Total number of astrocytes in “super p53” retinas were significantly more numerous than in WT retinas (**p<0.01; Student’s t-test). Columns represent the mean number ± SDM of GFAP+ astrocytes [WT: wild type p53 age-matched control; “super p53” : mice with two extra copies of p53].

https://doi.org/10.1371/journal.pone.0065446.g005

Discussion

Much of the early data reported on p53 were gathered using techniques that, in general, lack cell resolution, such as PCR, Western blot, and ELISA. Moreover, many of the initial studies linking p53 with nervous-system injury and degeneration somewhat overlooked the involvement of glia, and thus arrived at neuron-centred conclusions [10], [43][49]. To the best of our knowledge, this is the first study available to show the morphological features, distribution, and number of retinal astrocytes in “super p53” mice retina.

In the “super p53” mice retina, the supernumerary p53 gene was closely related to a significantly increased population of retinal astroglia when the quantification included the whole retina. This significant increase in astrocyte number was also detected in the intermediate and peripheral zones of the retina. In “super p53” the central zone, there was an area, near the optic-nerve margins, where the large amount of astrocytes made it difficult to discern cells individually, thus precluding quantification. This could be the reason why no significant differences in astrocyte number in the central zone were found between the two study groups.

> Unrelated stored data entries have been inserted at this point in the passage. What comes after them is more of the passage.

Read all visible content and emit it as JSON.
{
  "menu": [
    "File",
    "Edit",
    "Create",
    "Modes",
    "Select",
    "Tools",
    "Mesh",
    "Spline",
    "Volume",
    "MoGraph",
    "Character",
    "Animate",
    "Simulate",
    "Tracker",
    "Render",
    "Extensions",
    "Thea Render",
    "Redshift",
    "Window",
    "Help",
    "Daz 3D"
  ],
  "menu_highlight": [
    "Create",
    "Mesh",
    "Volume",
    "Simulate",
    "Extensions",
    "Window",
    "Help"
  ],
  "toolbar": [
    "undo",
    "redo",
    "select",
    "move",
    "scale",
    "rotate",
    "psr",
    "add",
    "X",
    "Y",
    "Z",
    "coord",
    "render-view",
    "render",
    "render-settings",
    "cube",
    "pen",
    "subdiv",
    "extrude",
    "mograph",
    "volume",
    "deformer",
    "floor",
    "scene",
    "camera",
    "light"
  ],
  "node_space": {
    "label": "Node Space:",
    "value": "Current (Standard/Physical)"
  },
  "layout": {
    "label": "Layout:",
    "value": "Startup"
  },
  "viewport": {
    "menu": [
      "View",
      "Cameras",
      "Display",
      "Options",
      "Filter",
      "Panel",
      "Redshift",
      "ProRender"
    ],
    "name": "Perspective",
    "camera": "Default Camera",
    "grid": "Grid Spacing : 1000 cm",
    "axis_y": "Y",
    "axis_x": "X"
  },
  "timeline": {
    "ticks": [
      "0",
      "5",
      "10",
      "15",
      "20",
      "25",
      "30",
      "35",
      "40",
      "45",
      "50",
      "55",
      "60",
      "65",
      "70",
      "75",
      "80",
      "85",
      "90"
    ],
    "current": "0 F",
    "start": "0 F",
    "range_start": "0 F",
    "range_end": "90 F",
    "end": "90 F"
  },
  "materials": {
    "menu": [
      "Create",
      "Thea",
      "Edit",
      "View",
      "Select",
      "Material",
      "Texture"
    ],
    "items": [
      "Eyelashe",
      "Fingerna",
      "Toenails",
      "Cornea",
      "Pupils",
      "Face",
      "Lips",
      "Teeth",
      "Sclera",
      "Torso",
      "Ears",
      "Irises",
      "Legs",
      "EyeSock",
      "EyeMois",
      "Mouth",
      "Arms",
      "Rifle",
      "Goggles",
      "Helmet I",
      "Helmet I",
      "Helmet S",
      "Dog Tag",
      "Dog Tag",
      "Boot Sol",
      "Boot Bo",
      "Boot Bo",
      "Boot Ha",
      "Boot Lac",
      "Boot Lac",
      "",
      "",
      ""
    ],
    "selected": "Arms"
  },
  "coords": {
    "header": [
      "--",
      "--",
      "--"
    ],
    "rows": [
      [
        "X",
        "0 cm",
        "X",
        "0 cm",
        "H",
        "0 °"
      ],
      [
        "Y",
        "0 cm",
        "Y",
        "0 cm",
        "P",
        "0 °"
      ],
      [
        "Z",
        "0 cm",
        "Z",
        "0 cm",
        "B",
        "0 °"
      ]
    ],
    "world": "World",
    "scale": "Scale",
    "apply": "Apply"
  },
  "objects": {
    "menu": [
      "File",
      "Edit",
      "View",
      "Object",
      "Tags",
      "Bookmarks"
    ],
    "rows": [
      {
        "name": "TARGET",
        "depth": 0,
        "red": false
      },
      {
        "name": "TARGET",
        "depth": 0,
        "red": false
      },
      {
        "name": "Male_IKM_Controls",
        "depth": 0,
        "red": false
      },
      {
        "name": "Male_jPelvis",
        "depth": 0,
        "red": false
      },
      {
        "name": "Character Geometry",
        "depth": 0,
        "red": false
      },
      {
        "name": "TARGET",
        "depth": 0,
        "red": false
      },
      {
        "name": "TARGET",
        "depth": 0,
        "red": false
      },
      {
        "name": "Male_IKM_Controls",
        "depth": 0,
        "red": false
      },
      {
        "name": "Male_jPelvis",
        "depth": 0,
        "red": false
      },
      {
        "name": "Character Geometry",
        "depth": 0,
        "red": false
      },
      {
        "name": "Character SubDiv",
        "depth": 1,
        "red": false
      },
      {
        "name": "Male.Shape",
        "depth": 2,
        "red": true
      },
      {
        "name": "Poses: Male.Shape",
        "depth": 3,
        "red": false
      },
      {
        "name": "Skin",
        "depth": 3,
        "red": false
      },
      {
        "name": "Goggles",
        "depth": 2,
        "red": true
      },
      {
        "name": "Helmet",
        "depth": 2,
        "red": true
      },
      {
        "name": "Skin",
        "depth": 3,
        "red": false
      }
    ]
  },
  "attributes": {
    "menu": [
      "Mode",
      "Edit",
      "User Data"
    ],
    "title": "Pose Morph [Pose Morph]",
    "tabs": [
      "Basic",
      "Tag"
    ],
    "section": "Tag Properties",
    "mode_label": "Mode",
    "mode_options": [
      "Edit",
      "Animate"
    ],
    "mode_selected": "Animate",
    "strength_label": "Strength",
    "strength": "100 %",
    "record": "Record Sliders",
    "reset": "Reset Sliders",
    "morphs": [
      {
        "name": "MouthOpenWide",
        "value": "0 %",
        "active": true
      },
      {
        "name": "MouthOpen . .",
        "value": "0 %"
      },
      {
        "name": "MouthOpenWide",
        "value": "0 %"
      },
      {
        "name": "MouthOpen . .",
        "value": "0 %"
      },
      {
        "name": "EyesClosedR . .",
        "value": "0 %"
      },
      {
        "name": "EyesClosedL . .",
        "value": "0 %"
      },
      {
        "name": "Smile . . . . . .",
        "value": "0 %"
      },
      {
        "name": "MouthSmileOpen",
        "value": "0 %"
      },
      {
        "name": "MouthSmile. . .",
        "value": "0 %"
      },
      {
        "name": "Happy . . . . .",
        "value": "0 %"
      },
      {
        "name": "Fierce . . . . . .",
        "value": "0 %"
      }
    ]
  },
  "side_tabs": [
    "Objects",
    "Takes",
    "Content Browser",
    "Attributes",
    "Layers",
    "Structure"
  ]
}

The significant increase in the mean GFAP+ area occupied by one astrocyte in “super p53” eyes in comparison with WT, could explain our subjective impression that, in “super p53” mice retina, astrocytes were more robust and formed a denser astroglial network than in the WT mice. These features are exhibited by reactive astrocytes [50][53]. Studies of neurological disorders indicate that reactive gliosis may have either a positive or negative effect on neuronal function and maintenance [52]. The task of reactive astrocytes is assumed to be that of protecting the neurons by producing neurotrophic factors, increasing the expression of antioxidant enzymes, augmenting the transport and production of glucose [54], [55], regulating the removal of harmful substances produced by damaged neurons and promoting neuronal growth [56], [57], among others. Notably, these reactive gliosis-like changes of astrocytes in “super p53” retinas did not run in parallel with an increment in GFAP-immunoreactivity (IR) in Müller cells. By contrast, Ueki et al [58] analysed GFAP expression in retinal Müller cells in mouse Trp53−/− and found greater expression of this marker of reactive gliosis.

It has been proposed that an increase in p53 functionality, while beneficial to prevent tumour development, can be detrimental to long-term viability because it may accelerate the ageing process [59]. In human [60], [61] and rat [62], [63] retina, ageing is associated with a progressive decline in astrocyte number. The significant increase in the number of retinal astrocytes in the “super p53” group reinforces the idea that these mice lack signs of premature ageing. This may be related to the normal regulation of the supernumerary p53 animals [37].

The “super p53” retinas showed more astrocytes, which also had more evident secondary processes to interact with neighbouring neuronal cells. This could be a factor to increase the neuro-supporting role of astrocytes. In the human retina, astroglial processes join together by means of desmosomes [64], [65] and gap junctions [65] to form a mesh that reinforces the capillary network and supports the neurons present in the glial network. These kinds of junctions between processes have also been reported in rats [66] as well in other animal species [67], [68]. It is known that astrocytes play a decisive role in the metabolism of neurotransmitters and CO2. Moreover, ions, most sugars, amino acids, nucleotides, vitamins, hormones, and cyclic AMC pass through gap junctions. Apart from coordinating the metabolic activity of cell populations, gap junctions may also participate in electrical activities or amplify the consequences of signal transduction [69]. Recently another kind of cell-cell communication, i.e. tunneling-nanotubes (TNTs), has been described [70]. TNTs are thin membranous extensions that form channels between cells for intercellular communication and trafficking and are found in numerous cell types, including neurons and astrocytes [71], [72]. The p53 gene is involved in TNT development. Cell insults activate p53 and induce M-Sec overexpression, which can trigger F-actin polymerization and contribute to TNT development from the initiating cell membrane [73], [74]. The apparent increment of astrocyte secondary processes found in this study could mean an increase of their gap junctions and TNTs and, consequently, an improvement in cell-cell interactions and neural function.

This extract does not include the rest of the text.